Fundamentally, a stronger memory model is going to offer more guarantees about the order in which events are observed, and will normally guarantee behavior closer to what you'd intuitively expect.
But a weaker model allows more room for optimization, and especially, it scales better with more cores (because less synchronization is required)
Sequential consistency is basically free on a single-core CPU, is doable on a quad-core, but would be prohibitively expensive on a 32-core system, or a system with 4 physical CPUs. Or a shared-memory system between multiple physical machines.
The more cores you have, and the further apart they are, the harder it is to ensure that they all observe events in the same order. So compromises are made, and you settle for a weaker memory model which makes looser guarantees.
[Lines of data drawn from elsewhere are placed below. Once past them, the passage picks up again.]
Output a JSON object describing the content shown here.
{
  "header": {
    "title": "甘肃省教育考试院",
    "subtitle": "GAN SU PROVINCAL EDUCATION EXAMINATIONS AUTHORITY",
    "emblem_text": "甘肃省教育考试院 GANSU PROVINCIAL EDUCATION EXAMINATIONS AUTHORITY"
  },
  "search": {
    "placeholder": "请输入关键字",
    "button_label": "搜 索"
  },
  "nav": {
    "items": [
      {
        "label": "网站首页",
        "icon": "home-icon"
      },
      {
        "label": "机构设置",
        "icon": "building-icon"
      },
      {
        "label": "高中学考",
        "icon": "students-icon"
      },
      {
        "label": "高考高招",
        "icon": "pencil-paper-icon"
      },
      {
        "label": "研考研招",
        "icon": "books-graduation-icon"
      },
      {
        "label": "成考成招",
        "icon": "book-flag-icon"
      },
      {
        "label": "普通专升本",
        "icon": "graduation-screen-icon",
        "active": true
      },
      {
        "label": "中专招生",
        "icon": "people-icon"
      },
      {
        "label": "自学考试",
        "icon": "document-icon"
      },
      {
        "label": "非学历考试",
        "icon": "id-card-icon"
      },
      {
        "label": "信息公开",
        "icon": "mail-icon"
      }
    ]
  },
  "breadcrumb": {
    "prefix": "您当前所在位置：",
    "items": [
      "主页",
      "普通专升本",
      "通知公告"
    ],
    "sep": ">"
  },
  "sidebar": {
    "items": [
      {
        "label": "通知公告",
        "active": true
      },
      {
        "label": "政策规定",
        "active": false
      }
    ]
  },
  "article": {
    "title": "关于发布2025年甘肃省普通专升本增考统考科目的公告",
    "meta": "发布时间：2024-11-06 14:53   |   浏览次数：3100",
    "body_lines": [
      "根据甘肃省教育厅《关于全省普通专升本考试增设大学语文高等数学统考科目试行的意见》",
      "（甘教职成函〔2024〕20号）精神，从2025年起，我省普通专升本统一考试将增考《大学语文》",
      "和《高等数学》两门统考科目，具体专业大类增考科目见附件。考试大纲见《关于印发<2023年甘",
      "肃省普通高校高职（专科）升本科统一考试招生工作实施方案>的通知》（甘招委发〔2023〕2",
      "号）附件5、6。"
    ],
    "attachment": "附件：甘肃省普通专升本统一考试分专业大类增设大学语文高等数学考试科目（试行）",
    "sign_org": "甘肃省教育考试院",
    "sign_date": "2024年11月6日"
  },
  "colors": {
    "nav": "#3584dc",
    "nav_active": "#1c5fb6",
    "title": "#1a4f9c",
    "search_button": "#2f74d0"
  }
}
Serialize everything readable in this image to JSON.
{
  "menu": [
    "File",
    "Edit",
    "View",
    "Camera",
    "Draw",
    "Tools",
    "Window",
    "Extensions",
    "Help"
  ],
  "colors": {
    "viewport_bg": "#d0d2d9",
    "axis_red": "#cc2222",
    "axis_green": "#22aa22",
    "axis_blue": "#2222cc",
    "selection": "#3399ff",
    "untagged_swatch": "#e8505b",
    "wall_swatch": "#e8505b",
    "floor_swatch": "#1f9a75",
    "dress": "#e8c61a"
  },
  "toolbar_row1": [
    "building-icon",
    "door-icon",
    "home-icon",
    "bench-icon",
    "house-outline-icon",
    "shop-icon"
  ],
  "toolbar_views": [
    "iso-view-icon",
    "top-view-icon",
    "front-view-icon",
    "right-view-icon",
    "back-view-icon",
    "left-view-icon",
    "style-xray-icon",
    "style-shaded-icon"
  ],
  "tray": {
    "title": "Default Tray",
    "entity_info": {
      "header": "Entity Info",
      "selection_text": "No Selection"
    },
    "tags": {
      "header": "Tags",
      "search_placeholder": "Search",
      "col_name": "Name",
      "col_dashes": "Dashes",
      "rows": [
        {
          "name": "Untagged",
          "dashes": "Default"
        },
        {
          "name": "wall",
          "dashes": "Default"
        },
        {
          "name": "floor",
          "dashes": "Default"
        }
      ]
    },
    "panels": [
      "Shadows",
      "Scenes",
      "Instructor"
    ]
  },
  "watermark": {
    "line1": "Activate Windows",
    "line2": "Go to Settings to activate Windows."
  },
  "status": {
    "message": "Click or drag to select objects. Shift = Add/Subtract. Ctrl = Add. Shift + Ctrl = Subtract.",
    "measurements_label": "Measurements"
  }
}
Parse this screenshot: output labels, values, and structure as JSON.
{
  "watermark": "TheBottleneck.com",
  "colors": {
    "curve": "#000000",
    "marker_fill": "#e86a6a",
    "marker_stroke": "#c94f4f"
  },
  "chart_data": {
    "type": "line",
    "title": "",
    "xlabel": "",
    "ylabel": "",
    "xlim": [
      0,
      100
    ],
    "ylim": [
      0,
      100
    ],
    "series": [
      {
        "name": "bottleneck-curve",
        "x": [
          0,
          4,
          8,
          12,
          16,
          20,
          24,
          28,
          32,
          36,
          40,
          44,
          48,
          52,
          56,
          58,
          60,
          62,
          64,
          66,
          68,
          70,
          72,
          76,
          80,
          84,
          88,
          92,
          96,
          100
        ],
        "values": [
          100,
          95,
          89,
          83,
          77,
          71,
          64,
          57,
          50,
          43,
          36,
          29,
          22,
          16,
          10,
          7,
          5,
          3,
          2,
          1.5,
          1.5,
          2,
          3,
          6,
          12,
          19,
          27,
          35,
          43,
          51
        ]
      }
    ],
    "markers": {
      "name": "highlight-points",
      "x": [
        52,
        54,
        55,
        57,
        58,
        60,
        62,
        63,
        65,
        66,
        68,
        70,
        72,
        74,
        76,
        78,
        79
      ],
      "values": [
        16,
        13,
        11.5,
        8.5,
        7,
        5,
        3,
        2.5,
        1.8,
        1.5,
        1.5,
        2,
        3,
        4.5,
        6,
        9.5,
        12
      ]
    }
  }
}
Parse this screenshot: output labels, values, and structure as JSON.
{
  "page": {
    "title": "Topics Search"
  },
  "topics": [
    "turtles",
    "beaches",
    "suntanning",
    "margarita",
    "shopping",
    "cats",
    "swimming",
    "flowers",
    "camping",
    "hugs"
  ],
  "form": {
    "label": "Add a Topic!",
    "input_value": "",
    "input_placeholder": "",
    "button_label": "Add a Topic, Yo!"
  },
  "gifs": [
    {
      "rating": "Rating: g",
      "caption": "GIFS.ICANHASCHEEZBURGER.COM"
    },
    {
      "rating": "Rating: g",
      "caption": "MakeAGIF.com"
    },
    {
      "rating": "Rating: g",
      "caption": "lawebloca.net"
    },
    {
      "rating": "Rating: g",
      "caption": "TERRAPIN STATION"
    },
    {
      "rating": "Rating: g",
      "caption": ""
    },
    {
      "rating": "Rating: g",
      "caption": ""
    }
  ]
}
In terms of concurrency, a memory model specifies the constraints on data accesses, and the conditions under which data written by one thread/core/processor becomes visible to another.
The terms weak and strong are somewhat ambiguous, but the basic premise is that a strong memory model places a lot of constraints on the hardware to ensure that writes by one thread/core/processor are visible to other threads/cores/processors in clearly-defined orders, whilst allowing the programmer maximum freedom of data access.
On the other hand, a weak model places very little constraints on the hardware, but instead places the responsibility of ensuring visibility in the hands of the programmer.
The strongest memory model is Sequential Consistency: all operations to all data by all processors form a single total order agreed on by all processors, which is consistent with the order of operations on each processor individually. This is essentially an interleaving of the operations of each processor.
The weakest memory model will not impose any restrictions on the order that processors see each other's writes. Different processors in the same system may see writes in different orders, and some processors may use "stale" data from their own cache for a long time after a write to the same memory address by another processor. Sometimes, whole cache lines are treated as a single unit, so a write to one variable on a cache line will cause writes from other processors to other variables on that cache line that are not yet visible to the first processor to be effectively discarded, as the stale values are written over the top when it eventually writes the cache line to memory. Under such a scheme, extreme care must be taken to ensure that data is transferred to other processors in the correct order, using explicit synchronization instructions.
For example, the Intel x86 memory model is generally considered to be on the stronger end, as there are strict rules about the order in which writes become visible to other processors, whereas the DEC Alpha and ARM processors are generally considered to have weak memory models, as writes from one processor are only required to be visible to other processors in a particular order if you explicitly put ordering instructions (memory fences or barriers) in your code.
Some systems have memory that is only accessible by particular processors. Transferring data between these processors therefore requires explicit data transfer instructions. This is the case with the Cell processors, and is often the case with GPUs as well. This can be viewed as an extreme of a weak memory model --- data is only visible to other processors if you explicitly invoke the data transfer.
Programming languages usually impose their own memory models on top of whatever is provided by the underlying processors. For example, C++0x specifies a complete set of ordering constraints ranging from completely relaxed to full sequential consistency, so you can specify in code what you require. On the other hand, Java has a very specific set of ordering constraints that must be adhered to and cannot be varied. In both cases the compiler must translate the desired constraints into the relevant instructions for the underlying processor, which may be quite involved if you request sequential consistency on a weakly ordered machine.